Different applications require different sets of constraints and requirements. High-end microprocessors for example require high performance and high reliability, whereas lowend products such as mobile phones require low area, low cost and low power consumption but not necessarily high speeds. This means that in addition to the behavioural description, the user needs to input some constraints to the synthesis system. The synthesis system would then shape the RTL structure towards meeting those constraints.

2.1 High-Level Synthesis design flow

Most of the high-level synthesis systems that were proposed partitioned the synthesis task into three very close and interdependent subtasks: Scheduling, Resource Allocation and Module Binding (see Figure 1). The starting point however, is always an input description written using one of the high-level programming languages or a Hardware Description Language (HDL). This description represents the behaviour of a system as a set of variables, operations and conditions. Since this description is tailored for human readability, no scheduling, allocation or binding can proceed before it is parsed into a machine friendly intermediate representation. The majority of synthesis systems use a graphbased internal representation derived from the flow of data in the description.

The Data Flow Graph (DFG) captures the movement of data derived from assignment statements where the vertices represent operations and the edges represent the data dependencies.
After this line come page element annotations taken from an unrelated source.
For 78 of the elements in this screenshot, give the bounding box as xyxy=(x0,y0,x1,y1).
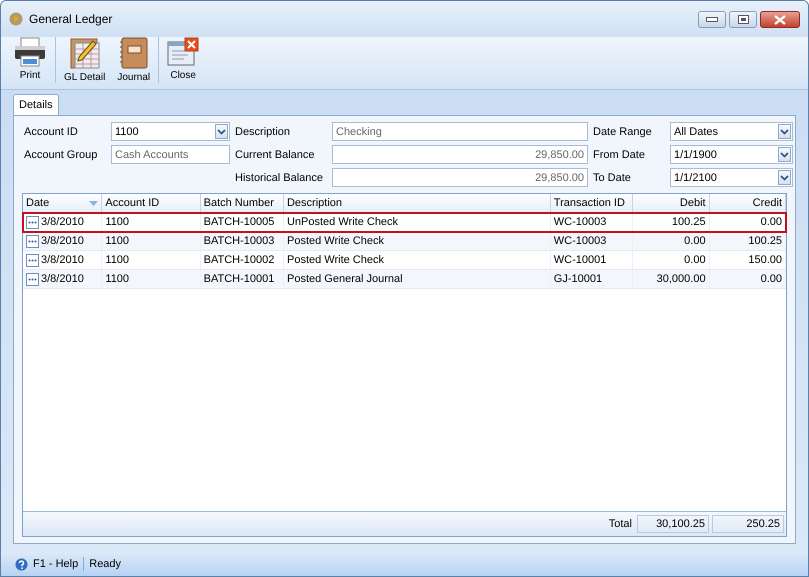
field-label: From Date xyxy=(593,148,646,160)
table-cell: BATCH-10005 xyxy=(204,216,274,228)
close-icon xyxy=(773,14,787,24)
row-menu-icon[interactable] xyxy=(26,272,39,286)
table-cell: 0.00 xyxy=(760,216,782,228)
caret-icon[interactable] xyxy=(778,170,791,185)
toolbar-button[interactable]: Print xyxy=(7,37,53,81)
ledger-pencil-icon xyxy=(68,37,101,69)
table-cell: 150.00 xyxy=(748,254,782,266)
field-label: Current Balance xyxy=(235,148,316,160)
account-group-field[interactable]: Cash Accounts xyxy=(111,145,230,164)
help-icon xyxy=(15,558,28,570)
toolbar-button[interactable]: GL Detail xyxy=(58,37,112,83)
table-cell: BATCH-10001 xyxy=(204,273,274,285)
table-cell: WC-10003 xyxy=(554,235,606,247)
table-row[interactable]: 3/8/2010 1100 BATCH-10005 UnPosted Write Check WC-10003 100.25 0.00 xyxy=(23,213,786,232)
table-cell: Posted Write Check xyxy=(286,235,384,247)
to-date-dropdown[interactable]: 1/1/2100 xyxy=(670,168,793,187)
maximize-icon xyxy=(738,15,748,24)
field-label: Description xyxy=(235,126,292,138)
historical-balance-field[interactable]: 29,850.00 xyxy=(332,168,588,187)
minimize-icon xyxy=(706,17,718,22)
tab[interactable]: Details xyxy=(13,94,59,115)
table-cell: UnPosted Write Check xyxy=(286,216,398,228)
table-cell: 30,000.00 xyxy=(656,273,706,285)
close-window-icon xyxy=(167,37,200,67)
toolbar-button[interactable]: Journal xyxy=(111,37,156,83)
field-label: Account ID xyxy=(24,126,79,138)
table-cell: BATCH-10002 xyxy=(204,254,274,266)
date-range-dropdown[interactable]: All Dates xyxy=(670,122,793,141)
table-cell: GJ-10001 xyxy=(554,273,602,285)
status-text: Ready xyxy=(89,558,122,570)
field-label: To Date xyxy=(593,172,632,184)
from-date-dropdown[interactable]: 1/1/1900 xyxy=(670,145,793,164)
caret-icon[interactable] xyxy=(778,147,791,162)
table-cell: 0.00 xyxy=(760,273,782,285)
minimize-button[interactable] xyxy=(698,11,726,28)
table-cell: 1100 xyxy=(105,254,130,266)
table-cell: 1100 xyxy=(105,216,130,228)
table-cell: 3/8/2010 xyxy=(41,254,84,266)
table-cell: 100.25 xyxy=(672,216,706,228)
row-menu-icon[interactable] xyxy=(26,254,39,266)
app-icon xyxy=(9,12,23,26)
window-title: General Ledger xyxy=(29,12,114,26)
table-cell: WC-10001 xyxy=(554,254,606,266)
description-field[interactable]: Checking xyxy=(332,122,588,141)
printer-icon xyxy=(13,37,47,67)
debit-total: 30,100.25 xyxy=(637,515,709,533)
caret-icon[interactable] xyxy=(778,124,791,139)
toolbar-button[interactable]: Close xyxy=(161,37,206,81)
help-hint: F1 - Help xyxy=(33,558,78,570)
table-cell: 0.00 xyxy=(684,235,706,247)
caret-icon[interactable] xyxy=(215,124,228,139)
field-label: Date Range xyxy=(593,126,653,138)
current-balance-field[interactable]: 29,850.00 xyxy=(332,145,588,164)
table-row[interactable]: 3/8/2010 1100 BATCH-10001 Posted General Journal GJ-10001 30,000.00 0.00 xyxy=(23,270,786,289)
row-menu-icon[interactable] xyxy=(26,216,39,228)
close-button[interactable] xyxy=(760,11,800,28)
table-cell: 1100 xyxy=(105,235,130,247)
table-cell: 100.25 xyxy=(748,235,782,247)
account-id-dropdown[interactable]: 1100 xyxy=(111,122,230,141)
table-cell: 0.00 xyxy=(684,254,706,266)
field-label: Account Group xyxy=(24,148,98,160)
table-cell: 1100 xyxy=(105,273,130,285)
table-cell: BATCH-10003 xyxy=(204,235,274,247)
row-menu-icon[interactable] xyxy=(26,234,39,248)
table-cell: Posted Write Check xyxy=(286,254,384,266)
table-cell: Posted General Journal xyxy=(286,273,403,285)
table-cell: 3/8/2010 xyxy=(41,273,84,285)
total-label: Total xyxy=(608,518,633,530)
table-cell: 3/8/2010 xyxy=(41,235,84,247)
table-cell: WC-10003 xyxy=(554,216,606,228)
maximize-button[interactable] xyxy=(729,11,757,28)
credit-total: 250.25 xyxy=(712,515,784,533)
table-row[interactable]: 3/8/2010 1100 BATCH-10003 Posted Write Check WC-10003 0.00 100.25 xyxy=(23,232,786,251)
notebook-icon xyxy=(118,37,149,69)
table-cell: 3/8/2010 xyxy=(41,216,84,228)
field-label: Historical Balance xyxy=(235,172,324,184)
As an example, Figure 2 shows a high-level description of a simple system and the corresponding data flow graph. The Control Graph captures the control portions of the description such as conditional branches and loops. Many systems have adopted a different name for the combination of the two graphs. The Control and Data Flow Graph (CDFG) is used in the HAL system [21], the Value Trace can be found in the CMUDA system [27] while others call it the Data Dependency Graph (DDG) or the Directed Acyclic Graph (DAC). IGR is a slightly different Internal Graph Representation used in the SCHOLAR silicon compiler [1], where nodes correspond to time steps instead and each node contains the operations to be executed in the same time step. Another intermediate representation was used in parallel controller synthesis called Petri Net which is a bipartite, weighted, directed graph which has two types of nodes called places and transitions [2]. Connections can only exist between a place and a transition, but never between two places. Petri Nets can be used to represent state machines. Figure 3 shows an example Petri Net representation where the circles correspond to places and bars correspond to transitions.

At this stage, a number of optimizations can be carried out such as: Dead code elimination, Constant propagation, Common sub-expression elimination, In-line expansion of procedures and Loop unrolling. These are common compilerlike optimizations of the internal representation in order to make it more suitable for direct translation into hardware.

Once the intermediate representation is prepared, the subtasks of scheduling, allocation and binding can proceed. Scheduling is the process where timing information (necessary for hardware implementation) is introduced to the data flow graph in the intermediate representation giving an overall order of operations execution. This is done by mapping the operations (vertices) onto time steps or control steps as commonly known. These control steps can be viewed as clock cycles. Resource Allocation is the process of determining the number and type of resources that will be assigned to the operations of the behaviour. This is not to be confused with the Module Binding task, which is the process of actual mapping of each hardware component to
one or more operations.

There is a strong link between the three subtasks and the order in which they are carried out varies between different systems. Some of the traditional behavioural synthesizers start the scheduling process first and then the allocation of functional units and the binding of hardware cells. Other systems carry out the subtasks concurrently or in a different order. The difficulty of deciding the order in which these tasks should proceed is due to the close interrelation between them since a slight change in the scheduling process may dramatically impact the results of the allocation and those of module binding and vice-versa.